The Inca Emperor on palanquin
This range represents the armies of the Inca Empire, the greatest pre-Columbian power in South America, and by some measures the greatest of all pre-Columbian powers. |
Inca armies were organized around regular units which wore uniforms, with even such small details as headwear being rigorously enforced. The death penalty could be the punishment for anyone not wearing the correct hat! Elite Inca regiments had to pass an extraordinary survival course before joining the ranks, including training in a variety of weapons use. The national weapon of the Inca was the sling, a barrage of stones from which was apparently an experience that had to be experienced to be appreciated. However, some Inca troops are also shown in period art as advancing in close order with spears, and some elites are shown using a polearm strangely similar to the European Halberd, so the Inca were capable close combat opponents as well.
The core of the empire was the Quechua people of the Andes mountains, who provided the bulk of troops. The empire continuously expanded and absorbed other peoples, who were conscripted en masse into the army upon conquest (often to keep them from rebelling), and these wore their native garb, although it is thought that the Inca may have made some changes to this or to the conquered peoples' equipment. Inca commanders rode on platforms, and the Inca's platform was carried by a special order of men.
Vast numbers of porters carried the provisions of an army in sacks over their shoulders or on llamas.

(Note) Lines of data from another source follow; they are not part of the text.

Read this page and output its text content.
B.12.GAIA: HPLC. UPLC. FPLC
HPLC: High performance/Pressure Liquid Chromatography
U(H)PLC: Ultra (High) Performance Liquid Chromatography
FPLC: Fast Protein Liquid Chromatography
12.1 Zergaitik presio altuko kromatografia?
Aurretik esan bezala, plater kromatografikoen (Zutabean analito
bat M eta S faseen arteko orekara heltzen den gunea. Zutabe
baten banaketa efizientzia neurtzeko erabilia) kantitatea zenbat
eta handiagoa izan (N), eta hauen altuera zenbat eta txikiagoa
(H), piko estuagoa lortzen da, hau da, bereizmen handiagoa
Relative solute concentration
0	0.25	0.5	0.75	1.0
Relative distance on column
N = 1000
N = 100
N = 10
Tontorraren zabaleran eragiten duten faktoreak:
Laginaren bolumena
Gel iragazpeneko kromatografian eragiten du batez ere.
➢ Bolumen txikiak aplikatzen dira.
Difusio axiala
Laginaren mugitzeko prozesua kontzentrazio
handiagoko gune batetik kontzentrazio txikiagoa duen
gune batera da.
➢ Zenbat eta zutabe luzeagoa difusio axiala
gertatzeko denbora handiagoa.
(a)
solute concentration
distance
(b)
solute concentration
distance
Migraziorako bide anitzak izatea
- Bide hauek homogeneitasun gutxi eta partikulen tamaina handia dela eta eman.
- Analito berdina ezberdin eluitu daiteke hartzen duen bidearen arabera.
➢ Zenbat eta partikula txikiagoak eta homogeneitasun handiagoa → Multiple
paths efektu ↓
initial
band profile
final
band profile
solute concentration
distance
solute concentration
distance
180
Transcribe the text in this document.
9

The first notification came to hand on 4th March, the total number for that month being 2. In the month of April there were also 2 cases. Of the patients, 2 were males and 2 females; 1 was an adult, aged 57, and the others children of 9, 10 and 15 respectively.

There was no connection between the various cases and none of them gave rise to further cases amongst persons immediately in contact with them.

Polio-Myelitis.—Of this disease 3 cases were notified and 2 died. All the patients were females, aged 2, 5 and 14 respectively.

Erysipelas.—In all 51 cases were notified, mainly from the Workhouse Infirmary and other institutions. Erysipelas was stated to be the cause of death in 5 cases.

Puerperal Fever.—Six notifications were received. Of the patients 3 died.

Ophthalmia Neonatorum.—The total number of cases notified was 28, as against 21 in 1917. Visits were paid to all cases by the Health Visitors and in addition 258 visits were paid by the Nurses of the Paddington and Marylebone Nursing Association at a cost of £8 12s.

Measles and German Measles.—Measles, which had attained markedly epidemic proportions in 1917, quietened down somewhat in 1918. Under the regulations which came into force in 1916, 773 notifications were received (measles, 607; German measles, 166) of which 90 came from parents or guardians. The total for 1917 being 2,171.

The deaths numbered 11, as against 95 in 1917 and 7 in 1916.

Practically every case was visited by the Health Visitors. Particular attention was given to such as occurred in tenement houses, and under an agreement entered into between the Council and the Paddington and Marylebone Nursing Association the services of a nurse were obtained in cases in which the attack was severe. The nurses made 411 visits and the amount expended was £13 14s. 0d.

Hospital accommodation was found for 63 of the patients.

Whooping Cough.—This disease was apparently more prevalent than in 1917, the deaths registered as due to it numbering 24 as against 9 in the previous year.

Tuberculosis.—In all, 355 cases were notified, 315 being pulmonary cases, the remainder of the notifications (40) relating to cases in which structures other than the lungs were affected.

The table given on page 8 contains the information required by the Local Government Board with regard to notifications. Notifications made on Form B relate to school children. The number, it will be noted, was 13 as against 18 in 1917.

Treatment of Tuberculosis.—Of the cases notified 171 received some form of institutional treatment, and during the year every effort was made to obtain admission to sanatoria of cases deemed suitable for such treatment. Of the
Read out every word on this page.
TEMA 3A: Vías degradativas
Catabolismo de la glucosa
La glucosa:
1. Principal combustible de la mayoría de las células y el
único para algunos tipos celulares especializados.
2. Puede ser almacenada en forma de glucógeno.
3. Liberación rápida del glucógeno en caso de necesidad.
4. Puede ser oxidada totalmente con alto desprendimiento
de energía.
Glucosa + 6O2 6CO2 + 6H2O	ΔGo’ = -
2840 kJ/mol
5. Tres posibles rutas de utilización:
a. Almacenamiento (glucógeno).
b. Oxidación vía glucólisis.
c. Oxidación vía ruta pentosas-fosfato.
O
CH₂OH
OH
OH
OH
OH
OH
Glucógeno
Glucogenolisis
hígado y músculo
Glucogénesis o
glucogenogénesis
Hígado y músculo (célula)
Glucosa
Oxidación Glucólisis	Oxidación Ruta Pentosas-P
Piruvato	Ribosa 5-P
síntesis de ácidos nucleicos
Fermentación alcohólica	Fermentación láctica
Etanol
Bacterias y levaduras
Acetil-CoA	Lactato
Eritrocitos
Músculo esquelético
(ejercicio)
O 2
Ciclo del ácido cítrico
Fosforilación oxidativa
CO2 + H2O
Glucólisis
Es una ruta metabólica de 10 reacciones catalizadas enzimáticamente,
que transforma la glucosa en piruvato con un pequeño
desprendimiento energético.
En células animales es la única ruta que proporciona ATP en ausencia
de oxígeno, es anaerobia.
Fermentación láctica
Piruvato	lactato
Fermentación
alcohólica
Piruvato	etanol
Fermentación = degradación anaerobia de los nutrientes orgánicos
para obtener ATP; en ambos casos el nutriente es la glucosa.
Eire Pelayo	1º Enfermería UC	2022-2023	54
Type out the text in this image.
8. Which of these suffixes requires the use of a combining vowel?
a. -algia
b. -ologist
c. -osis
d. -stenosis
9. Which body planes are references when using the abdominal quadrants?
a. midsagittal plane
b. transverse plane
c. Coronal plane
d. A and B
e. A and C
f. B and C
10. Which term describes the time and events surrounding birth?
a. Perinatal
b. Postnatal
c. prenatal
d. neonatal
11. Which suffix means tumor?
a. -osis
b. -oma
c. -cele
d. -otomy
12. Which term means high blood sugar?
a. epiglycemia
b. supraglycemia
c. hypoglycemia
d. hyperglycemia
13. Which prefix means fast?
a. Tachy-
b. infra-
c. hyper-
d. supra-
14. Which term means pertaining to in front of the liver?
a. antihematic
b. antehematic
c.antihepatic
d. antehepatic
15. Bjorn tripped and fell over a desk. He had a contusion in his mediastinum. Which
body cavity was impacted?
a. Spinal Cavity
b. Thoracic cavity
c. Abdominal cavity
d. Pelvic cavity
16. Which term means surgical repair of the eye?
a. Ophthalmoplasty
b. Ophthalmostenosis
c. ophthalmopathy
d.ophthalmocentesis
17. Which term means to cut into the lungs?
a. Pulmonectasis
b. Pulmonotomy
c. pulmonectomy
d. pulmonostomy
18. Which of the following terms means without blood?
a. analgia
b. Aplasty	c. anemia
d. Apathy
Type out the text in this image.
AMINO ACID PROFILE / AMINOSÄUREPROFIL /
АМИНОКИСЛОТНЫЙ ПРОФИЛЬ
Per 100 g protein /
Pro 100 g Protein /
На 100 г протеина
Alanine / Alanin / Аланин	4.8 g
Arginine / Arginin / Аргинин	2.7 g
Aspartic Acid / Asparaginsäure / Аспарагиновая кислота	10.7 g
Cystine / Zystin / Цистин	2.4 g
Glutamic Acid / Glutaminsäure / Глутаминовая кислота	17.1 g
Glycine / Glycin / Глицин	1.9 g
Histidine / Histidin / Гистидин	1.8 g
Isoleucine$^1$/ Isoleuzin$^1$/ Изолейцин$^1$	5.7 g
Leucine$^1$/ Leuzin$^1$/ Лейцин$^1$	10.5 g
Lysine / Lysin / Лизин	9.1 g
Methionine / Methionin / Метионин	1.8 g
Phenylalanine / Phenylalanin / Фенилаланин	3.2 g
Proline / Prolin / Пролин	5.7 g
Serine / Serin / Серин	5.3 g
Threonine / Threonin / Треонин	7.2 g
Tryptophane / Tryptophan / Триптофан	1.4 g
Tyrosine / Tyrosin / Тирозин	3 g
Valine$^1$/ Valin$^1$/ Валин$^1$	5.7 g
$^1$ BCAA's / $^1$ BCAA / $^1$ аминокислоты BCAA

The only peoples to have stopped the Inca in their conquests were the mighty Mapuche -- and even musket armed Spanish regulars in the eighteenth century had trouble with them! (We make a range of the fully developed Mapuche army of the seventeenth century -- see the listings.) The early and seemingly simple initial consolidation of the Spanish invasion was due to their fortuitous arrival at the nadir of Inca fortune -- when plague had obliterated the population and in the midst of a civil war between rival imperial brothers. Once the Inca were able to consolidate their resistance to the Spanish invaders they were able to establish a rump state that resisted for decades, although it was too late to turn the tide, and the Spanish overthrew the rump state in 1572.